Organic food delivery startup Good Eggs just announced that it will be closing its operations in Los Angeles, New York City and New Orleans — every city where it has a presence, except for San Francisco.
As a result, the company is also laying off nearly 140 employees, including some in its SF headquarters.
In a blog post, co-founder and CEO Rob Spiro talked about where Good Eggs goes from here. He said the team is still “100+ strong,” will continue to deliver food in the Bay Area, and will still be rolling out product improvements in the coming months.
Here’s how he explained the decision to make the cuts:
The single biggest mistake we made was growing too quickly, to multiple cities, before fully figuring out the challenges of building an entirely new food supply chain. We were motivated by enthusiasm for our mission and eagerness to bring Good Eggs to more people. But the best of intentions were not enough to overcome the complexity. Today we realize that in order to continue innovating in San Francisco, our original market, in order to continue figuring out all the complexity that is required to achieve our mission, we cannot productively maintain operations in other cities.
Spiro said the company will accept its final orders from non-SF customers today.
Good Eggs allows customers to go online and buy produce, meats, dairy products and more from local farms, then the startup handles packaging and delivery.

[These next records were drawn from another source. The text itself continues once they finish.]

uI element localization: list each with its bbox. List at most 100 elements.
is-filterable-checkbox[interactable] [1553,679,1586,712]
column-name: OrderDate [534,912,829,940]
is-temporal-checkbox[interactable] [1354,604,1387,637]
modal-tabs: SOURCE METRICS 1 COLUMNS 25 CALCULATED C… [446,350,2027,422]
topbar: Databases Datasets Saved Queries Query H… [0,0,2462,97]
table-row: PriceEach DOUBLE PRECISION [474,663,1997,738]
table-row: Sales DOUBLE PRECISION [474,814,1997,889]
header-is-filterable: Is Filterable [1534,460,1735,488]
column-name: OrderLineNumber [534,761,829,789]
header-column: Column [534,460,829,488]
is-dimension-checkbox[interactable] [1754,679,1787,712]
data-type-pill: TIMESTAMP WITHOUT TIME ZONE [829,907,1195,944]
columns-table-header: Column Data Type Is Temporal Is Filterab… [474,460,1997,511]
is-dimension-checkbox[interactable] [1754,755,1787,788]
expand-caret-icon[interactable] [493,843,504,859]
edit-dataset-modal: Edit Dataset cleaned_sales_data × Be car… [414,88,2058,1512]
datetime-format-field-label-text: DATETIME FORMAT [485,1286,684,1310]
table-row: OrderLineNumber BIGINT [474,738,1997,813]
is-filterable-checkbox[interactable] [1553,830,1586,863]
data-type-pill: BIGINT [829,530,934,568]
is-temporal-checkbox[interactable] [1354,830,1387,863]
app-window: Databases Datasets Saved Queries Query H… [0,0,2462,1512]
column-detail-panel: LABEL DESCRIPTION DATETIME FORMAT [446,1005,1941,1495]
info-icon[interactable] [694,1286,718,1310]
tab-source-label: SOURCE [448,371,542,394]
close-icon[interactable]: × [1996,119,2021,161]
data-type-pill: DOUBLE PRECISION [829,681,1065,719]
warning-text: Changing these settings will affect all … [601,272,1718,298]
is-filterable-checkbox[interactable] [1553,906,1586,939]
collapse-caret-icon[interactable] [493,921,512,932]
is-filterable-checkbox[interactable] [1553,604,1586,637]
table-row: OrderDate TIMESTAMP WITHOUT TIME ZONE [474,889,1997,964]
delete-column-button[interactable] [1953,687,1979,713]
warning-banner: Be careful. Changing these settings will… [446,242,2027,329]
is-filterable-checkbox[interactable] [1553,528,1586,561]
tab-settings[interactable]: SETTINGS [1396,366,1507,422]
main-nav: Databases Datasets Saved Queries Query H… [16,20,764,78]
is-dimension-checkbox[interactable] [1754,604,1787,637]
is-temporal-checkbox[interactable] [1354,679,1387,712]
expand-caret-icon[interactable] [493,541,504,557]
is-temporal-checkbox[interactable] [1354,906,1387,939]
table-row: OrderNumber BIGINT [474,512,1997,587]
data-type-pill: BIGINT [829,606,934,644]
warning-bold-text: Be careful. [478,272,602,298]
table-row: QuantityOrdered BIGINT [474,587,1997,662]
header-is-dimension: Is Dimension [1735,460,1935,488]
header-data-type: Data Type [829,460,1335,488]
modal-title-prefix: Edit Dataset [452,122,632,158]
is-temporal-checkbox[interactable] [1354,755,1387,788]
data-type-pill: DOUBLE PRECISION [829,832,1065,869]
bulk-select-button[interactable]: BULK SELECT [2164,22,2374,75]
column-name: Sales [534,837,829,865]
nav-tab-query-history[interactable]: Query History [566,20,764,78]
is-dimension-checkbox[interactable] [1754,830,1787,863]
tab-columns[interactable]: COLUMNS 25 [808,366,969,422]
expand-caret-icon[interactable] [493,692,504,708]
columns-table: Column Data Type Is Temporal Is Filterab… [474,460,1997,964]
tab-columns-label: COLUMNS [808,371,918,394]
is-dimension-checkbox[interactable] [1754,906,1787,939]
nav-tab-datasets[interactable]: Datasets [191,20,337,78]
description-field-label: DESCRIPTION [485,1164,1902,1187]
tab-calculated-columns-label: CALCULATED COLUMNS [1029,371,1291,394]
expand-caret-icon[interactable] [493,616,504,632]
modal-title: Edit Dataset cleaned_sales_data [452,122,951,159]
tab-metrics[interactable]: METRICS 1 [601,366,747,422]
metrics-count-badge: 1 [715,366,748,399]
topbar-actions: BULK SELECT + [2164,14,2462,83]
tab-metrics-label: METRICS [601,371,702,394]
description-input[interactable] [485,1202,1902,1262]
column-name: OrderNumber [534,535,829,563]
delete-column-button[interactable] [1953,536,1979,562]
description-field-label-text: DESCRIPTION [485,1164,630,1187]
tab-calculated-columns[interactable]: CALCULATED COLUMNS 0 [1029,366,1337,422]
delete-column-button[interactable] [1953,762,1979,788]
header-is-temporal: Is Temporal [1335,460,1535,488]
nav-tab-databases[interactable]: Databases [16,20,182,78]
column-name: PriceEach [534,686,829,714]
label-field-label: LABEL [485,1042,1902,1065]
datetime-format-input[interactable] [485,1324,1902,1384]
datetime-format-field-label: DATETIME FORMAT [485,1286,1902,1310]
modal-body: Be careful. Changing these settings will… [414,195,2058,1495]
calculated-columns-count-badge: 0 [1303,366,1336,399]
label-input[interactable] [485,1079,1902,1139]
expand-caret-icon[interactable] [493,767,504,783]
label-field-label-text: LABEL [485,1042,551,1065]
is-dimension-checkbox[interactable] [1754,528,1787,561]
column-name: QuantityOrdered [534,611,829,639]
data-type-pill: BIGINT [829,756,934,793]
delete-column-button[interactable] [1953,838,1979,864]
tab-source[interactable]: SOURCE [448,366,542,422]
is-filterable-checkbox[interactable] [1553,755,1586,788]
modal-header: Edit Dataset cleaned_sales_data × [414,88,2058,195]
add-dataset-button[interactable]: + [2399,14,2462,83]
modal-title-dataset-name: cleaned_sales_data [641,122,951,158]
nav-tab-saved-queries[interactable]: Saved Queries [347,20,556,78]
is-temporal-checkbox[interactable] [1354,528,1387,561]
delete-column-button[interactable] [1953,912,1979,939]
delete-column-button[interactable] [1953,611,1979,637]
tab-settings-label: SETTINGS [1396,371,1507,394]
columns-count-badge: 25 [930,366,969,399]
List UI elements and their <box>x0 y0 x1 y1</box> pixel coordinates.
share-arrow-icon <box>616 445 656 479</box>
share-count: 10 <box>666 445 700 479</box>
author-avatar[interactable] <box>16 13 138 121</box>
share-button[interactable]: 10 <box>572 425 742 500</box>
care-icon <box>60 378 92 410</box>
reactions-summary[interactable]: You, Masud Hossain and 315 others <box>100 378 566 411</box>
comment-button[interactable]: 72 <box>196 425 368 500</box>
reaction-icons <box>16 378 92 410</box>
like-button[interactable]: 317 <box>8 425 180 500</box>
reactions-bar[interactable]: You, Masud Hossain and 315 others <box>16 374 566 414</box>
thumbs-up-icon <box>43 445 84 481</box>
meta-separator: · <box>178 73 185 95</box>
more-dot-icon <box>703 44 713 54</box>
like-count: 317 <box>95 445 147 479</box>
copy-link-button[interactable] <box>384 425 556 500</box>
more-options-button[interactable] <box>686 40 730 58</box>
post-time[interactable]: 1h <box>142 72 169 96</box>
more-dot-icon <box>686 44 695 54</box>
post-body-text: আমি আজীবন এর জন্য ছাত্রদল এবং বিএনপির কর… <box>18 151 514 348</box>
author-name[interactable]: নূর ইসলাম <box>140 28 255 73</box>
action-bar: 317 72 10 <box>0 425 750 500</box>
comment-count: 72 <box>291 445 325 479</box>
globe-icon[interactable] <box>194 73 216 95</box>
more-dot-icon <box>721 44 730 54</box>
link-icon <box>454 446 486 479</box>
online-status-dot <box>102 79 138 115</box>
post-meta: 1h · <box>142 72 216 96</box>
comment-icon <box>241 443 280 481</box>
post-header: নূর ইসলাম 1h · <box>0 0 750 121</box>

It sounds like the team hasn’t quite figured out how to make that model financially sustainable, at least not in multiple cities, so it’s focusing on one market while it retools. If Good Eggs can fix the model, then perhaps it will revisit the question of geographic expansion.
This isn’t the first time the company has made cuts as it tries to improve operations — it laid off 15 percent of its workforce back in January.
Good Eggs was founded in 2011 and raised a $21 million Series C less than a year ago. Investors include Sequoia Capital and Index Ventures.
“When we started Good Eggs, we had a desire to create a company that, at its core, would do something good in the world by supporting local food systems,” Spiro wrote today. “We remain committed to that philosophy and extremely ambitious in the scope of our vision. We are grateful for your support as we start this next chapter.”